You are viewing a plain text version of this content. The canonical link for it is here.
Posted to user@flink.apache.org by Fanbin Bu <fa...@coinbase.com> on 2020/03/30 23:43:44 UTC

some subtask taking too long

Hi,

I m running flink 1.9 on EMR using flink sql blink planner reading and
writing to JDBC input/output. my sql is just a listagg over window for the
last 7 days. However, i notice that there are one or two subtasks that take
too long to finish. In this thread
http://mail-archives.apache.org/mod_mbox/flink-user/201901.mbox/%3CCAEv5b0yD+0WBXgAnfT0b=ZqLC8rPE9_izzE3g+9Vxw8oK9w2=A@mail.gmail.com%3E,
that is a similar issue.

Any idea on how to debug this?

Thanks
Fanbin

Re: some subtask taking too long

Posted by Piotr Nowojski <pi...@ververica.com>.
Hey,

The thread you are referring to is about DataStream API job and long checkpointing issue.
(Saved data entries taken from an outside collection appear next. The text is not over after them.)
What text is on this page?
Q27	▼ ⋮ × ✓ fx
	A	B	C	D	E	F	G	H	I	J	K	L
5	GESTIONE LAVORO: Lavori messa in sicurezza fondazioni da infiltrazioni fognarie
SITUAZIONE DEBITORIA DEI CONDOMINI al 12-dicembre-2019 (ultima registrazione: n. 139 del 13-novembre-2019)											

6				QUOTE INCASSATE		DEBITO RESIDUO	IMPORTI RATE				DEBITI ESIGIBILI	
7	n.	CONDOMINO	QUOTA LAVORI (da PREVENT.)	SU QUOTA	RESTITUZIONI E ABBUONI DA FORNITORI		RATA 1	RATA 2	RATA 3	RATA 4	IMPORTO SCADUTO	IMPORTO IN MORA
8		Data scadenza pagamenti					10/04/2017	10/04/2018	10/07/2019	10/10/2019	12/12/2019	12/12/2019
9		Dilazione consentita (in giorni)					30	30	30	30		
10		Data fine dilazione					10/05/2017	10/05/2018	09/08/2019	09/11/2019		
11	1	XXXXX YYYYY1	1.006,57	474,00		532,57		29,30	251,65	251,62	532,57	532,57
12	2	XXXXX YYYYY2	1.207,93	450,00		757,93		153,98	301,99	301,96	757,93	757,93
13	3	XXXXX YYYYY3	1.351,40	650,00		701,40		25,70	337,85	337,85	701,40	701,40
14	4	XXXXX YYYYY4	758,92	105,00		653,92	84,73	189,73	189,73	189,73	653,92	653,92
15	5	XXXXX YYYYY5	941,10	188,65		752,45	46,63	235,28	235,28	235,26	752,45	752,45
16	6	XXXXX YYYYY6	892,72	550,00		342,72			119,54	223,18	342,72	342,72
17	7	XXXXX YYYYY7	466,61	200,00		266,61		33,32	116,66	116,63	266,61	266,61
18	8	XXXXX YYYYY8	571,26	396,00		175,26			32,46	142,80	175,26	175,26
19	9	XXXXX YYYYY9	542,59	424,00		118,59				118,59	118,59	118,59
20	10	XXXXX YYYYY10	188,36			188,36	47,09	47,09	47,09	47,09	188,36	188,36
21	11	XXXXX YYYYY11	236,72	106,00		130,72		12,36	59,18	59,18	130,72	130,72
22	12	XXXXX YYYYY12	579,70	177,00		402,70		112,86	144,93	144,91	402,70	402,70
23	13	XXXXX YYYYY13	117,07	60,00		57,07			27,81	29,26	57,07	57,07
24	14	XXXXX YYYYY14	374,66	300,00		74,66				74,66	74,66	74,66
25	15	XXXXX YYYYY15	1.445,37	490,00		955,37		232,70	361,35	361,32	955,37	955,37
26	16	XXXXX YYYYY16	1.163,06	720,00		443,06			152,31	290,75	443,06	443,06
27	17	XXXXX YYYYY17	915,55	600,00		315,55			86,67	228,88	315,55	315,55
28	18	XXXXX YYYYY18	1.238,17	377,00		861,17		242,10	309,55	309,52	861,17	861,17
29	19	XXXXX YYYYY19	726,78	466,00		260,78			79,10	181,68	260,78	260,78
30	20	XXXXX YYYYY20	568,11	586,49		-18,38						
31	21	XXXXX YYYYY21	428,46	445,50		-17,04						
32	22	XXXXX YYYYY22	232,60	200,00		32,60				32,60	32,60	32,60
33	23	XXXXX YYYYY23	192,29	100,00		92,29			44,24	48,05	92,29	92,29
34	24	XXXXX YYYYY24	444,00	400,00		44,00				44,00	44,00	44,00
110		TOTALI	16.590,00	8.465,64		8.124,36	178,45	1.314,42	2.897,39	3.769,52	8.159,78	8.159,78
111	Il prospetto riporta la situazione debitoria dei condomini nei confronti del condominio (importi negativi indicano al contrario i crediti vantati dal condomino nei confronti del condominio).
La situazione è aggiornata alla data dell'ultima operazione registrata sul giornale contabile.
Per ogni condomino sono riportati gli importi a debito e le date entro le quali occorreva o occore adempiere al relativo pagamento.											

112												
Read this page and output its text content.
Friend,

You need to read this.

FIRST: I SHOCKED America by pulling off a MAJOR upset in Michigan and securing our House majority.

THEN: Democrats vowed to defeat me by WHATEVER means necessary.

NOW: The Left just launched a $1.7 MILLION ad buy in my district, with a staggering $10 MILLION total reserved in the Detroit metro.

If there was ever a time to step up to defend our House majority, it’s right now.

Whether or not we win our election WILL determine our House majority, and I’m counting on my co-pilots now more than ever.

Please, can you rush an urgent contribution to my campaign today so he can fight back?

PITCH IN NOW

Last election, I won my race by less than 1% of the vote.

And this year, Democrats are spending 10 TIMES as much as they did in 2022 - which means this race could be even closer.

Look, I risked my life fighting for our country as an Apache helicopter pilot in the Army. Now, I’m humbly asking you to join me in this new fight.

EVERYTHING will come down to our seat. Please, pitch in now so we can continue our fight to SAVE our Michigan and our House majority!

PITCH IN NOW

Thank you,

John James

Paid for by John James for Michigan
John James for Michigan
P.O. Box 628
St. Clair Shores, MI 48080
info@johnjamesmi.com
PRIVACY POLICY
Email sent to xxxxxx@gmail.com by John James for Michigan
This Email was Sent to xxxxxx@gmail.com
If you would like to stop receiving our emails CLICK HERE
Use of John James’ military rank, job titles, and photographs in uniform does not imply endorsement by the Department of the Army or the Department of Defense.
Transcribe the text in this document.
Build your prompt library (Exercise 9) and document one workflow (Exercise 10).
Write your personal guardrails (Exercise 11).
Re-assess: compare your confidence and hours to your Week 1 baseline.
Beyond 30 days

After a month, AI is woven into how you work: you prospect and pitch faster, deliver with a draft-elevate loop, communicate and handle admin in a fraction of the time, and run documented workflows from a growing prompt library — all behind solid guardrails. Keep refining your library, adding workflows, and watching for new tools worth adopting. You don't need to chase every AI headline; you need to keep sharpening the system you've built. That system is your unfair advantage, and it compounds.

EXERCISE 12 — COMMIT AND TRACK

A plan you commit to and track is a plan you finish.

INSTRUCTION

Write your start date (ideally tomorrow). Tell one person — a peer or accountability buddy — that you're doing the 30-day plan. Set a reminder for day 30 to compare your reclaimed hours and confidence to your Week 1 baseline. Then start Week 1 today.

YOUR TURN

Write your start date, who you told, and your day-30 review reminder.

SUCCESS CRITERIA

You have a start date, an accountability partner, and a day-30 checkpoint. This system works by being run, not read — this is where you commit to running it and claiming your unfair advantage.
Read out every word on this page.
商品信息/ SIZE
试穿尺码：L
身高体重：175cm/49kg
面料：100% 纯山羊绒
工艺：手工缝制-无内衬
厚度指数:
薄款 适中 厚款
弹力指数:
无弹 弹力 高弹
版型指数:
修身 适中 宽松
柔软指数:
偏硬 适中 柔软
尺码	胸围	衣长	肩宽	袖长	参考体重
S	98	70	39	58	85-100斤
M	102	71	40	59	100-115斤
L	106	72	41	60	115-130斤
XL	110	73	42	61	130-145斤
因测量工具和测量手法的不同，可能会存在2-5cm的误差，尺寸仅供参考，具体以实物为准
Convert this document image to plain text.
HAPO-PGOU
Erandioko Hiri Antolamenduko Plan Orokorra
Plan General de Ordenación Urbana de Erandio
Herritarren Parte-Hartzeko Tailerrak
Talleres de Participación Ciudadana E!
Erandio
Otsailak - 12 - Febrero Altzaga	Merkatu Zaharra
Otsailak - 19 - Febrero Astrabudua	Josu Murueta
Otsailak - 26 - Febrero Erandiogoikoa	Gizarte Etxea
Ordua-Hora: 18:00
While from your message it seems like you are using Table API (SQL) to process a batch data? Or what exactly do you mean by:

>  i notice that there are one or two subtasks that take too long to finish

Aside from that, don’t you have just a problem with a data skew, where some subset of keys are more heavily used than others?

Piotrek

> On 31 Mar 2020, at 01:43, Fanbin Bu <fa...@coinbase.com> wrote:
> 
> Hi,
> 
> I m running flink 1.9 on EMR using flink sql blink planner reading and writing to JDBC input/output. my sql is just a listagg over window for the last 7 days. However, i notice that there are one or two subtasks that take too long to finish. In this thread http://mail-archives.apache.org/mod_mbox/flink-user/201901.mbox/%3CCAEv5b0yD+0WBXgAnfT0b=ZqLC8rPE9_izzE3g+9Vxw8oK9w2=A@mail.gmail.com%3E <http://mail-archives.apache.org/mod_mbox/flink-user/201901.mbox/%3CCAEv5b0yD+0WBXgAnfT0b=ZqLC8rPE9_izzE3g+9Vxw8oK9w2=A@mail.gmail.com%3E>, that is a similar issue. 
> 
> Any idea on how to debug this?
> 
> Thanks
> Fanbin
>